Building on the work of these pioneers,

in the mid-to-late 17th century, Newton and Leibniz each independently established a systematic calculus.

However, those who truly understand the context know that the calculus created by Newton and Leibniz was not perfect.

Just like Little Niu said, it had a fatal flaw:

The concept of limits was too vague.

Therefore, many tried to patch this flaw, like Maclaurin who tried to explain it with instantaneous velocity, and Taylor with differences.

But from the perspective of later generations, their approaches were clearly not right.

Hence, during this phase,

there were many critiques and doubts about calculus theory.

The most representative was Bishop Berkeley, marking the first mathematical crisis proposed earlier.

To resolve the crisis, what was needed?

The answer is simple: only by making the concept of limits truly rigorous.

Later, through the efforts of D'Alembert, Bolzano, Abel, and Cauchy, they finally defined definite integrals as a sum limit.

Finally, with Weierstrass, a great mathematician, adding the final piece, the now commonly used logically rigorous ε-δ definition of function limits was achieved.

Note that Weierstrass achieved this at the end of the 20th century, two hundred years after Little Niu and his peers created calculus!

Yet in this letter, Little Niu, relying on his own strength, has deduced the concept of limits to its ultimate form!

Indeed,

at that time, Little Niu had Yang Hui's Triangle and Taylor's Formula to assist him, which were entirely different from the historical Little Niu.

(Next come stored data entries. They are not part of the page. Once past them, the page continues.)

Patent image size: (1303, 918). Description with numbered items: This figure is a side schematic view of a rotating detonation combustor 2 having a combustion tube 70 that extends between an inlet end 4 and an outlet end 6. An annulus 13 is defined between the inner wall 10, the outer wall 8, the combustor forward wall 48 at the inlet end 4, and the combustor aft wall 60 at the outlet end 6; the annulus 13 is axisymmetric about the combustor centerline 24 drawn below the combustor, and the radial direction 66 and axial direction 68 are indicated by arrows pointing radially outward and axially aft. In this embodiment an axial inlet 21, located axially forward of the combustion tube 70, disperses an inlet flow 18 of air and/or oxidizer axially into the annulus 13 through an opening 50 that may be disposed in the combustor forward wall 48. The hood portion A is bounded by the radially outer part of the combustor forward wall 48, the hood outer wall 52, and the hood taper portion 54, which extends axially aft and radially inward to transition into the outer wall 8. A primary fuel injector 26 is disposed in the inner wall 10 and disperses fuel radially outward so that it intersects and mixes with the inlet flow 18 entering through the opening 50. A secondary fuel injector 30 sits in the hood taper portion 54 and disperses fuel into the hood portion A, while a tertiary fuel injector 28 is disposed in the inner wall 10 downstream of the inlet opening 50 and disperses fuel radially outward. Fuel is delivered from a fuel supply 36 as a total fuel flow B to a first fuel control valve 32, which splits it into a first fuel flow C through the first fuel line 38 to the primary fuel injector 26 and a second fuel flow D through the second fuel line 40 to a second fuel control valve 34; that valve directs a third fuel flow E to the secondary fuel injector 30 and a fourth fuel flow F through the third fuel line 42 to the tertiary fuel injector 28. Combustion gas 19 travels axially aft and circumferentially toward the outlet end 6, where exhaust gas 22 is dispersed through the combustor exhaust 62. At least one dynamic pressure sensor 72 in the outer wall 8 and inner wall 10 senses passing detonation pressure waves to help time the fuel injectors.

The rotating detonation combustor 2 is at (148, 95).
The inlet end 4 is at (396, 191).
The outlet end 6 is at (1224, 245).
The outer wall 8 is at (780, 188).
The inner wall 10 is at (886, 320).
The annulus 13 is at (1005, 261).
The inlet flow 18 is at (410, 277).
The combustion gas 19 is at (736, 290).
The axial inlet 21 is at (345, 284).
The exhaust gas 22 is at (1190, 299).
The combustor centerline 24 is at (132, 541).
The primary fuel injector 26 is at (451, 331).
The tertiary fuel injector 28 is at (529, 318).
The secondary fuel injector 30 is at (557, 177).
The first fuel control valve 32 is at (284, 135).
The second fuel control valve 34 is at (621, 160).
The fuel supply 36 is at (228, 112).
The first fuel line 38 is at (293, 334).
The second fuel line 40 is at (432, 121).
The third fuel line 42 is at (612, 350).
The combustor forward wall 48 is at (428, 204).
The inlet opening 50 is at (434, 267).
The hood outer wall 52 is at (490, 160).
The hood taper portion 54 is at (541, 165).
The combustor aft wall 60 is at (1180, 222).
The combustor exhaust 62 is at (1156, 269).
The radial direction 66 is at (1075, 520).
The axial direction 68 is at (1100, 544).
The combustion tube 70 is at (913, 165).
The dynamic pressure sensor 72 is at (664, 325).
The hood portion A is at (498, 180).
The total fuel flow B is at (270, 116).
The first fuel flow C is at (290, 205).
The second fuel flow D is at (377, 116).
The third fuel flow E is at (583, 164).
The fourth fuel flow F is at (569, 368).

But both served only as auxiliary aids, at most helping with the initial steps.

The decisive factor was Little Niu's personal capability.

Looking at the letter in front of him, a thought suddenly surged in Xu Yun's heart:

If Little Niu could come to the modern world like Old Su, how high would his achievements be?

But soon,

Xu Yun shook his head and dismissed the thought.

Old Su's coming to the modern world was very fortuitous and closely related to the historical context.

Achieving the same level in the 1665 Dungeon is extremely challenging.

Although the image of Old Su and Little Niu taking off together... ah no, both excelling in the modern world is beautiful, it's unlikely to happen anytime soon.

Further,

The Halo bringing this letter to me evidently isn't just for Little Niu to report his achievements; there must be other purposes.

Perhaps it's a task, perhaps something else.

With this thought,

Xu Yun lowered his head and read the letter again.

"...The above are my mathematical discoveries; if you are not well-versed in calculus, it might provide you some inspiration."